In line 1, how can we use yacc to distinguish the "MX" (resource type) from "MX" (resource value)? And in line 2, how can we use yacc to distinguish the "IN" (resource class) from "IN" (resource value)? I'm not a yacc expert, but I'm pretty sure that with a simple lex+yacc configuration this is literally impossible. yacc isn't smart enough to conditionally convert a token generated by lex, and lex isn't smart enough to conditionally scan a token based on the current yacc state.

We have to parse these files manually. This actually isn't too bad. Each resource can be thought of as a series of "tokens". Our example zone file, for example, could be rewritten as

["@", "IN", "MX", "MX"]
["@", "IN", "MX", "IN"]

Thankfully, the standard gives us some pretty simple rules for parsing these tokens. Any character can be escaped by a backslash, digits are escaped in groups of three (as in "\065"), parentheses allow for the tokens within a record to span multiple lines, and semicolons indicate comments. We can quite easily write a tokenizer by hand with these rules to generate these resource records as lists of strings. In my DNS server, the tokenizer doesn't actually process the things that it's escaping, it just reads the characters and leaves escape code handling for the parser.

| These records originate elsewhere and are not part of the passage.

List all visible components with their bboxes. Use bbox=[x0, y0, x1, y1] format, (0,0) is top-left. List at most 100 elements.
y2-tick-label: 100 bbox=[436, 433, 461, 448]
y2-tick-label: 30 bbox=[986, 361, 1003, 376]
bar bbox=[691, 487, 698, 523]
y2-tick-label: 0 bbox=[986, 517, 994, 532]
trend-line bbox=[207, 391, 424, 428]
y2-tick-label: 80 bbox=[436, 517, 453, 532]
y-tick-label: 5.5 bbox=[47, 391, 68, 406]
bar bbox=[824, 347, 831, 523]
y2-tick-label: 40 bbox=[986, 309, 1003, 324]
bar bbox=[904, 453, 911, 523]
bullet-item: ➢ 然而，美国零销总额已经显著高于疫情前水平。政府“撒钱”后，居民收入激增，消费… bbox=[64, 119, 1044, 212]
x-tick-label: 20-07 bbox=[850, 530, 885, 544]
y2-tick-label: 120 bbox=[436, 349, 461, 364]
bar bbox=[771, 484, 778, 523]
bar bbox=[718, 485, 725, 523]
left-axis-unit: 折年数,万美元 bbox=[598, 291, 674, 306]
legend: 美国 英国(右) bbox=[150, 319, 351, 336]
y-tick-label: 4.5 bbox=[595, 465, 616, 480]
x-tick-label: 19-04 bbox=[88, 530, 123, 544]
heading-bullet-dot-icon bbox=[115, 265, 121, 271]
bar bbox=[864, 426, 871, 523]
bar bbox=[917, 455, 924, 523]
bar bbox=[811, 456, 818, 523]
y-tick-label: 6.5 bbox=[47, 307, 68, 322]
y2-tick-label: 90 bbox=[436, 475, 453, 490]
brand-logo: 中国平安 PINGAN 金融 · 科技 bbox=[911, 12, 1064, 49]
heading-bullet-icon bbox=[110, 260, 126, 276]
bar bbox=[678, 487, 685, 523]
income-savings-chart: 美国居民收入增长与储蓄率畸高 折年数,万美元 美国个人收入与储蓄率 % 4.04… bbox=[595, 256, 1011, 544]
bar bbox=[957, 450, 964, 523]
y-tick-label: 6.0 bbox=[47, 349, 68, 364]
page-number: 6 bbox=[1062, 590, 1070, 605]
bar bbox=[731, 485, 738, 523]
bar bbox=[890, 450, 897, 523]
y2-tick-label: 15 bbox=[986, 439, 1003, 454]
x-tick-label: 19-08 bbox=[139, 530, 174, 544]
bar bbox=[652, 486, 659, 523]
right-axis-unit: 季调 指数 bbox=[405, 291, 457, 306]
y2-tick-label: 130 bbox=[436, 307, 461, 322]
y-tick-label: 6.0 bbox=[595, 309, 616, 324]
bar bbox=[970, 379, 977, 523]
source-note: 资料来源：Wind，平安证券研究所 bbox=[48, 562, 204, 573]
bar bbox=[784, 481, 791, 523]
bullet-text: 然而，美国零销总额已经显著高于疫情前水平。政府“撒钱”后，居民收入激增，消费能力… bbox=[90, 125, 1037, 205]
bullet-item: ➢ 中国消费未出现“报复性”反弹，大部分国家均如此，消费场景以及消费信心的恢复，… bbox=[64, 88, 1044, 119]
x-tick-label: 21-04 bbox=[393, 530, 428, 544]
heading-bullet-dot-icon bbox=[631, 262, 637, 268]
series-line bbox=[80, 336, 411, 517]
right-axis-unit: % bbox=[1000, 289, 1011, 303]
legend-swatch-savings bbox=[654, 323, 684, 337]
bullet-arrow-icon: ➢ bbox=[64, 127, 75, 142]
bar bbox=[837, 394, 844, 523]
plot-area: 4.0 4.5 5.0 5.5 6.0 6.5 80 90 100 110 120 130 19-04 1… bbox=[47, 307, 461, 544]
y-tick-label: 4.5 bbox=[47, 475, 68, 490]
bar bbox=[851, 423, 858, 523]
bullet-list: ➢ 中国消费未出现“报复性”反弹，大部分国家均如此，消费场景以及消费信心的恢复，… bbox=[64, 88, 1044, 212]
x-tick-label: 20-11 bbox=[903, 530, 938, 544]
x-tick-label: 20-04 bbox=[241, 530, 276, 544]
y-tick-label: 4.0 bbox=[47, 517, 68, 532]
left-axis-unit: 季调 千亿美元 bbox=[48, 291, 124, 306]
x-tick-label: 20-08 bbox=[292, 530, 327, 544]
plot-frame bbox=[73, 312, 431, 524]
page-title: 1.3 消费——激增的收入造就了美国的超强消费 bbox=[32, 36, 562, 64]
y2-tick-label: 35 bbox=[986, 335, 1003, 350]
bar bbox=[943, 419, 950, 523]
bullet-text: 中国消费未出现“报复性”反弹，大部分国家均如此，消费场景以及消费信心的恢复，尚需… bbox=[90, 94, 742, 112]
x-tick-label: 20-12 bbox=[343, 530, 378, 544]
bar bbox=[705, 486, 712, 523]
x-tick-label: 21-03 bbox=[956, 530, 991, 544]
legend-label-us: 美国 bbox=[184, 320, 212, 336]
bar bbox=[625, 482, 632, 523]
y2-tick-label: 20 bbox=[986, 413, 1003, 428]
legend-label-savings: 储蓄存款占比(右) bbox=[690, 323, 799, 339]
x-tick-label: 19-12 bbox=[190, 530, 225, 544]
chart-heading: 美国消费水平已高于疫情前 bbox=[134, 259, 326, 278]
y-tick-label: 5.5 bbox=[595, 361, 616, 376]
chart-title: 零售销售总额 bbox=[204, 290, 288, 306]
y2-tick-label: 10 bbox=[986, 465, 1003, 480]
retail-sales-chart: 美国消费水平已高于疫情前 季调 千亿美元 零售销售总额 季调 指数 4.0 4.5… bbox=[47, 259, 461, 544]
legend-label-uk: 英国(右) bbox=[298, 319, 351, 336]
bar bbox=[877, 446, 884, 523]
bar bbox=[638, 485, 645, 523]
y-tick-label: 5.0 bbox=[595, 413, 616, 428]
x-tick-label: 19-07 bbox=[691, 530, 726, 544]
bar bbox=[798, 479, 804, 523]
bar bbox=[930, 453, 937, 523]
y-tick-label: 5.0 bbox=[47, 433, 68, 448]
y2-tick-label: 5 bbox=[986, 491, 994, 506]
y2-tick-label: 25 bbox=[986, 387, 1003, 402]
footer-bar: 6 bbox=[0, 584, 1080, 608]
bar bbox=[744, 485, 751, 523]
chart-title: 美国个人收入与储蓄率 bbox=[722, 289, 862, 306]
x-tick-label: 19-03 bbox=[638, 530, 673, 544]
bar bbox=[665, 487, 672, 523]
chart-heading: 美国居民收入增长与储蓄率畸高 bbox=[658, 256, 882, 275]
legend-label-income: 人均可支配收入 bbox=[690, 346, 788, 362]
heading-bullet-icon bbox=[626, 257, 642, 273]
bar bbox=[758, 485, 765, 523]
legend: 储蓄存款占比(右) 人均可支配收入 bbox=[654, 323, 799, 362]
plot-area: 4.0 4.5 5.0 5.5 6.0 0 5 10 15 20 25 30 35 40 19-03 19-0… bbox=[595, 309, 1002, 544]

In the parser, we can rely on the fact that every record MUST have a resource type, and that there is a known list of valid resource types. We just go through each token in our record, find the first valid resource type, assume that everything before then is a part of the domain name, class, and TTL, and assume that everything after that is a part of the resource data.

The standard makes no mention of these special tokens or this algorithm, this is just something I made up because it seemed close enough to the standard and I couldn't find any decent counterexamples. I feel like there could be a security vulnerability here, similar to the Python url parsing vulnerability discovered last year, where my algorithm is slightly different to everybody else's which allows attackers to slip a malicious payload by my checker, but I'm too lazy to figure out what it is.